Louis Louis tem o seu berço na Cidade Invicta, mas há 10 anos que se estabeleceu na capital e, ao contrário do que seria de esperar, o número de clientes não para de crescer. "Há essa ideia de que as pessoas já não compram discos, quer seja CD's ou LP's, mas nós estamos aqui para mostrar o contrário".

"Este mercado está vivo e nunca vai desaparecer"

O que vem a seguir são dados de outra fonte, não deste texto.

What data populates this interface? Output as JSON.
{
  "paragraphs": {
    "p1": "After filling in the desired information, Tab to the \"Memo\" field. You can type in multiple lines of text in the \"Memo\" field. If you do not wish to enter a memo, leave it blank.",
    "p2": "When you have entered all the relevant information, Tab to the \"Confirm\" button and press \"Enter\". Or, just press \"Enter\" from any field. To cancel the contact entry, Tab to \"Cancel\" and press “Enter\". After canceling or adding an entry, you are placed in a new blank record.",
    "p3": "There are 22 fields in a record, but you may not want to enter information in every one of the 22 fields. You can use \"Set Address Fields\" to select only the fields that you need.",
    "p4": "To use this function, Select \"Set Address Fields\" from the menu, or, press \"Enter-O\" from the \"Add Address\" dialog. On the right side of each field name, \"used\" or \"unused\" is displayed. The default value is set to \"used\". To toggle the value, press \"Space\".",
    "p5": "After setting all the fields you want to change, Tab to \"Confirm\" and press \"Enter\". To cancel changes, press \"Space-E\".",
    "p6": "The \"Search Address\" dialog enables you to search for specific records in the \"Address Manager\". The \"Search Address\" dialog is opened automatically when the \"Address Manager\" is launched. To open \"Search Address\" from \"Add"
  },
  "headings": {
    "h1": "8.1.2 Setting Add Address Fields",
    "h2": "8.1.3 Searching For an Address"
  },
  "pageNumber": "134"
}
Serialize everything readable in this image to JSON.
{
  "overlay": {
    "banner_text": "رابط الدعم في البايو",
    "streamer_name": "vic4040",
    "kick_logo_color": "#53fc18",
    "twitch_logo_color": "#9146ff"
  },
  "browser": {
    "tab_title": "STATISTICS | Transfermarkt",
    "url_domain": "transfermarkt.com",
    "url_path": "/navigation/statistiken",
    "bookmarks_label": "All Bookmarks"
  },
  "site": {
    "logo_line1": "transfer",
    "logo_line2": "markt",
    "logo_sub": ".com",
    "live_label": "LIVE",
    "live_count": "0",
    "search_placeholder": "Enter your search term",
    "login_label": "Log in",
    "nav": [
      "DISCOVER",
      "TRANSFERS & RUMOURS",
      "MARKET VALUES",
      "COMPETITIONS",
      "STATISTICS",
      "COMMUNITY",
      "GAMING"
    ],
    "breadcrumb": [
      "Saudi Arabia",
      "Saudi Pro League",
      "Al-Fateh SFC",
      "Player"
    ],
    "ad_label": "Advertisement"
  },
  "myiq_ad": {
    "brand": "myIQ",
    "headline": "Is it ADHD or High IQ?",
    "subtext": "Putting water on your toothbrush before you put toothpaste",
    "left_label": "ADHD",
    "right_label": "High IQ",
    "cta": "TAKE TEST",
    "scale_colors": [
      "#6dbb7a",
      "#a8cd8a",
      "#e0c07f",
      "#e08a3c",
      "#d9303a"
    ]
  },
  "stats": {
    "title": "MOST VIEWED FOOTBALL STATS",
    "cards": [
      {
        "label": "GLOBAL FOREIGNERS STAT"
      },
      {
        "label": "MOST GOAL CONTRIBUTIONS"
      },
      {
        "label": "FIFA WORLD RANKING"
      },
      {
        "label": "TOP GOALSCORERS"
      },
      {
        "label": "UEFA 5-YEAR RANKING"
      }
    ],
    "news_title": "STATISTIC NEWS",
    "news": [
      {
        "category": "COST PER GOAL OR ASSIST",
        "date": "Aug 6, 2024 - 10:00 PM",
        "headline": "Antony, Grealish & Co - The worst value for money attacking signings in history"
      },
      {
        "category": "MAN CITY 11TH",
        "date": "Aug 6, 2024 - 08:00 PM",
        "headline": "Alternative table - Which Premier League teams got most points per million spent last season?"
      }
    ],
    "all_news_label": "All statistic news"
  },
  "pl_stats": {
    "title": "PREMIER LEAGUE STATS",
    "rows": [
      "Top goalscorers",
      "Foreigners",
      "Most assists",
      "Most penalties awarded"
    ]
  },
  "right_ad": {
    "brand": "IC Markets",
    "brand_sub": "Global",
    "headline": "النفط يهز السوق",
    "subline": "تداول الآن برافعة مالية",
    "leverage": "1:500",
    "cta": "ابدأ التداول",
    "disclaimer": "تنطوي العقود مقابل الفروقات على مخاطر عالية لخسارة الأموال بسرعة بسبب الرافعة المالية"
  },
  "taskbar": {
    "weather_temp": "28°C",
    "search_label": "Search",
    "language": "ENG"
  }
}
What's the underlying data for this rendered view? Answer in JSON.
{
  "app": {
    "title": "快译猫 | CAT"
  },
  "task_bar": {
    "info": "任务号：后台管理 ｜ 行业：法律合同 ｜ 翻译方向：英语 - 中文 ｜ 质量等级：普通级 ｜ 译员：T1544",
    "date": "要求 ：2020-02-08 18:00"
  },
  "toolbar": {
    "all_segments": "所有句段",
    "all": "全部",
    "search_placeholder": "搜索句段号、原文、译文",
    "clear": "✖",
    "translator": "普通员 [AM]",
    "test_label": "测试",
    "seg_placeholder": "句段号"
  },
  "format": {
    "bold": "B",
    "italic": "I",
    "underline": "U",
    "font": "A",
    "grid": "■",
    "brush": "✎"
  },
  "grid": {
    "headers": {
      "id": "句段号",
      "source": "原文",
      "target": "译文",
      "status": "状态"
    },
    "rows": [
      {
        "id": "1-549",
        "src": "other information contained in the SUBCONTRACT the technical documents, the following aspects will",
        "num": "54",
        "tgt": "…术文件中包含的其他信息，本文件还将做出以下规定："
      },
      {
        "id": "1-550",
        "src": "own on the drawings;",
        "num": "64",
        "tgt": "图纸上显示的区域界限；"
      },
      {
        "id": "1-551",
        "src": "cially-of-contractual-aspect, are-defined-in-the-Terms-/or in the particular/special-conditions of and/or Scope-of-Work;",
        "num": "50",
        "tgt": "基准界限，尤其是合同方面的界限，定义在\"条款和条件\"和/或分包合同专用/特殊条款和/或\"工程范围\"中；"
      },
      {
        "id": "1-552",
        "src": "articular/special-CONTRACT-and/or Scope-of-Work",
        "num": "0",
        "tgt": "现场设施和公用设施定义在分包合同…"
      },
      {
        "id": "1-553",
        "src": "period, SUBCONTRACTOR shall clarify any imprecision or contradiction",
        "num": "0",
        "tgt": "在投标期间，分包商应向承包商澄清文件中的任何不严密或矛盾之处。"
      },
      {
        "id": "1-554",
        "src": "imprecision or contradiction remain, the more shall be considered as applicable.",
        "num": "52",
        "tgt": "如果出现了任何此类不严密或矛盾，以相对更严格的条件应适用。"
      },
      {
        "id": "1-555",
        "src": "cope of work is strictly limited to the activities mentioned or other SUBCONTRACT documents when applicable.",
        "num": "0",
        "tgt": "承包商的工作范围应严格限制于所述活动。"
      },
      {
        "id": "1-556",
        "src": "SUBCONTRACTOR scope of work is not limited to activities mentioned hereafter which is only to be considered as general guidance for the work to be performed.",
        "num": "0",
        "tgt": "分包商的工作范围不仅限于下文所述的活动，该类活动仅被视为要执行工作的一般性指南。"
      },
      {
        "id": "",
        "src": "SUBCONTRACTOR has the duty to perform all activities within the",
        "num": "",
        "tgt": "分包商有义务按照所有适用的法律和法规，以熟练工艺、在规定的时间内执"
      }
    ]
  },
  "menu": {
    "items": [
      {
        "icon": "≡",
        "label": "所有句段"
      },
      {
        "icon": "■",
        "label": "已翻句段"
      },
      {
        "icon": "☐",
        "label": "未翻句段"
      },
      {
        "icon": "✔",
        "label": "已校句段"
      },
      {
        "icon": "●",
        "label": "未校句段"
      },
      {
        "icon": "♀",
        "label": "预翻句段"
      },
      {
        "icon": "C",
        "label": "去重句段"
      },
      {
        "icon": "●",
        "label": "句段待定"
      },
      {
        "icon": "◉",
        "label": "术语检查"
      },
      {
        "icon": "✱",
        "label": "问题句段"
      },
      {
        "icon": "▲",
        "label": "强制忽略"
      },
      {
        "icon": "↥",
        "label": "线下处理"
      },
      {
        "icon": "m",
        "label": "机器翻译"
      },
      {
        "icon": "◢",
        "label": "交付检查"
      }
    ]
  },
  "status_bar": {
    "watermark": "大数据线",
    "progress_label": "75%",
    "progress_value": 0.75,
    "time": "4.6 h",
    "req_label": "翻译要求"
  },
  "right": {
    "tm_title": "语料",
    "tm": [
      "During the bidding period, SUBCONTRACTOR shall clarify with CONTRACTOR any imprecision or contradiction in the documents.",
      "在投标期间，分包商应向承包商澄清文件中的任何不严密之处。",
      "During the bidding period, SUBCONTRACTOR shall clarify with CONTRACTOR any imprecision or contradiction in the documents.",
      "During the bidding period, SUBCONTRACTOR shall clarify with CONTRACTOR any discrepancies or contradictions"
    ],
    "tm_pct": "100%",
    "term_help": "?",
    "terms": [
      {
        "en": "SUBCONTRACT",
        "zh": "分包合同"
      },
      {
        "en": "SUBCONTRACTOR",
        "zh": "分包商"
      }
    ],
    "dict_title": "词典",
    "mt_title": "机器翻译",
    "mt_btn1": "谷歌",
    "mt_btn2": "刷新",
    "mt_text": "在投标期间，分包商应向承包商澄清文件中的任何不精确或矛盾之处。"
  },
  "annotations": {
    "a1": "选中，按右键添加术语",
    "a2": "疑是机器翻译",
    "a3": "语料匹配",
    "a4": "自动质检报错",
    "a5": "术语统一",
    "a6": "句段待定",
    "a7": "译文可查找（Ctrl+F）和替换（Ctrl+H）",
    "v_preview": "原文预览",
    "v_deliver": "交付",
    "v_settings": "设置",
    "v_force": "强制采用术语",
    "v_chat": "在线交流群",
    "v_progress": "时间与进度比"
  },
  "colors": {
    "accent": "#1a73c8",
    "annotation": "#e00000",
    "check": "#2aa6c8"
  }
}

A estrela da companhia é Marco Paulo, que mesmo sem expressão, ali está, vivamente representado numa silhueta inconfundível. Entre duas grandes poltronas vermelhas e na companhia de objetos míticos para as novas gerações, leitores de CD e gira-discos. Secção a secção, estilo a estilo, a lista de discos parece infindável. Rock, funk, clássico, jazz... aqui nada é posto de parte, porque tal como explica Jorge Dias, sócio-gerente, há público para tudo. "Os nossos clientes são muito variados, e por isso, não nos restringimos a um só estilo", afirma.

Em 2ª mão, ainda dentro do plástico, lançamentos da semana passada ou edições com 30 anos, há de tudo um pouco e é essa miscelânea que faz da ida à Louis Louis uma verdadeira caça ao tesouro. Ao mergulhar na secção “Portugal” vemos Amália ao lado de David Fonseca e Rui Veloso ao lado de Marco Paulo e o que todos têm em comum é o facto de fazerem parte da cultura nacional. “Somos especiais por isso mesmo, porque vendemos cultura. É isso que todos estes discos têm para oferecer, independentemente da época ou do estilo musical. O que importa aqui é que tenhamos o formato físico e que continuemos a lutar para que ele esteja nas nossas montras, porque público não falta”. Num canto, a vasculhar na secção de 80’s rock está Pedro Zuquete, de 28 anos, é cliente habitual. Cresceu a ver o mundo digital desenvolver e imporse, mas nunca perdeu o fascínio por ver os discos a girar. “Para mim, não há nada como a sensação de comprar um disco novo, mesmo que seja um clássico editado há décadas". Para Pedro, é isso que o leva, religiosamente, a esta pequena loja no Chiado, o entusiasmo de descobrir um mundo novo. “Claro, que podia comprar os discos na FNAC, por exemplo, ou mesmo online, mas não era a mesma coisa. Perco horas aqui a procurar, a ouvir... é quase como uma terapia”, afirma.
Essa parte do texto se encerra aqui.